Descended from a line of Quakers and sea captains, Nora Waln was born to parents Thomas Lincoln and Lillian Waln. During childhood, she developed a fond interest of Chinese culture after learning of a family friendship with the Lin family resulting from trading in the early 1800’s. In 1919, she began attending Swarthmore College, a liberal arts college founded by Quakers, near Philadelphia. While studying at Swarthmore, Waln was contacted by two members of the Lin family, who were traveling in the United States. They invited her to visit at their Hopei Province homestead in China. During her junior year at Swarthmore, World War I broke out and Waln left school, before graduating.
In 1920, Waln set sail for China. Upon arrival she was taken in by the Lin family as a “daughter of affection.” Waln ended up living in the Lin house for 12 years and subsequently developed the idea for her memoir House of Exile. The family was considered “exiles” of the Canton Lin homestead because a Lin had been ordered by Kublai Khan, the Mongol Emperor from 1260 to 1294, to help work with the Grand Canal in Hopei.
While living in China, Waln met George Edward Osland-Hill, an English Foreign Service Officer whom she called “Ted.” They were married in Shanghai at the Cathedral for the Church of England in 1922. In 1933, Waln’s House of Exile was published with much esteemed praise. The 12 year memoir of her time spent in China as the adopted “daughter of affection” gave readers an inside look at Chinese culture and customs, such as the “Farmers Calendar,” in addition to the nation’s political and public hardships. Waln had been the first foreigner inside of the Lin home since its founding 650 years prior. The 1933 bestseller not only unobtrusively captured the view of daily life in the Lin household, but also reflected Waln’s insider view of the overthrow of the Manchu dynasty.

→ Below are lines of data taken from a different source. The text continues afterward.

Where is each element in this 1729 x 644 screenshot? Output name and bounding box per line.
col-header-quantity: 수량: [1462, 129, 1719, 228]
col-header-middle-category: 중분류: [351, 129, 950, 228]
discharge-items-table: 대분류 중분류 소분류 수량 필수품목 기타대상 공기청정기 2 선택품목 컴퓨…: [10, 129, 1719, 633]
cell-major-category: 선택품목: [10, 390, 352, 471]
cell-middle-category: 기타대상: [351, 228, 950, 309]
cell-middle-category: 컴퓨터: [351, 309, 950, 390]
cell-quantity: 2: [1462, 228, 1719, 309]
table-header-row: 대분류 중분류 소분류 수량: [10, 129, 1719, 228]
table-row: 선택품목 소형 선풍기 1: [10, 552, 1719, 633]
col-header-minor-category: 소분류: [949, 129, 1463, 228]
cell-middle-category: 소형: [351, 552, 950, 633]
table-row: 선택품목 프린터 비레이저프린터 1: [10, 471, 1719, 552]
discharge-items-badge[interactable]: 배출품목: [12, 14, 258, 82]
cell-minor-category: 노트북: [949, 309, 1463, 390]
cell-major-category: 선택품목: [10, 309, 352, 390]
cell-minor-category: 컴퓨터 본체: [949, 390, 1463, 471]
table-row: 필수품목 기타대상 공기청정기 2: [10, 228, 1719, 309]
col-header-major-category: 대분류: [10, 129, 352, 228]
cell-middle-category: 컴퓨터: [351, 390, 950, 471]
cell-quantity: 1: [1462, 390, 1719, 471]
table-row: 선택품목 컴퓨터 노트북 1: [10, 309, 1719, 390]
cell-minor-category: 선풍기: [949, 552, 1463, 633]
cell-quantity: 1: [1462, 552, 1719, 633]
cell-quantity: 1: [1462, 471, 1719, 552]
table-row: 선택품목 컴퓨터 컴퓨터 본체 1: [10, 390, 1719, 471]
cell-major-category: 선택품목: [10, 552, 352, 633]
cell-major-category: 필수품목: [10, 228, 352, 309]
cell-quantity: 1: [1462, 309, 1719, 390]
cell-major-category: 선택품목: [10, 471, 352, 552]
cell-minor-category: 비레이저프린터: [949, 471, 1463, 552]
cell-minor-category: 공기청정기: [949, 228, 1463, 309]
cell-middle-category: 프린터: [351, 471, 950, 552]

Waln’s husband retired from the service and became interested in studying music, so in June 1934, the family relocated to Germany. They arrived only two days before the “Blood Purge of 1934. From the very start of Waln’s time in Germany, she experienced much of Hitler’s Nazi movement. She felt compelled to recount her experiences and began working on her next book. Waln and her husband stayed in Germany until 1938, after which they traveled back to Osland-Hill’s native England. In 1939, Waln published Reaching for the Stars, an account of her time spent in Germany. In the book Waln shared her very optimistic view that the people of Germany would not allow Hitler’s National Socialism to last. She based her beliefs on Chinese political theory, following the notion that such an educated people would revolt after the realization of the dangerous communism in the works. By the end of World War II, however, Waln was less certain as so many of those who were strongly against the Nazis had been killed. Reaching for the Stars was a bestseller in the United States and was reissued in 1994 under the title The Approaching Storm: One Woman’s Story of Germany 1934-1938.
In 1940, Waln was granted an honorary degree of Master of Arts form Swarthmore College. Waln traveled a great deal throughout the 1940’s, seeing Asia, Europe, and the Americas. After the war, she lectured across the United States, all of the proceeds went to war relief funding. In 1946, Waln became the European Administrator for the Kappa Kappa Gamma fund for Refugee Children.
Waln contributed articles as Tokyo correspondent for the Saturday Evening Post from 1947 to 1951. She also contributed to Atlantic Monthly as a correspondent from Germany and Scandinavia, after which she freelanced. Waln was one of the few journalists to report from China and Mongolia. In 1958, Waln’s husband passed away. She spent her last three years residing near Malaga in Southern Spain.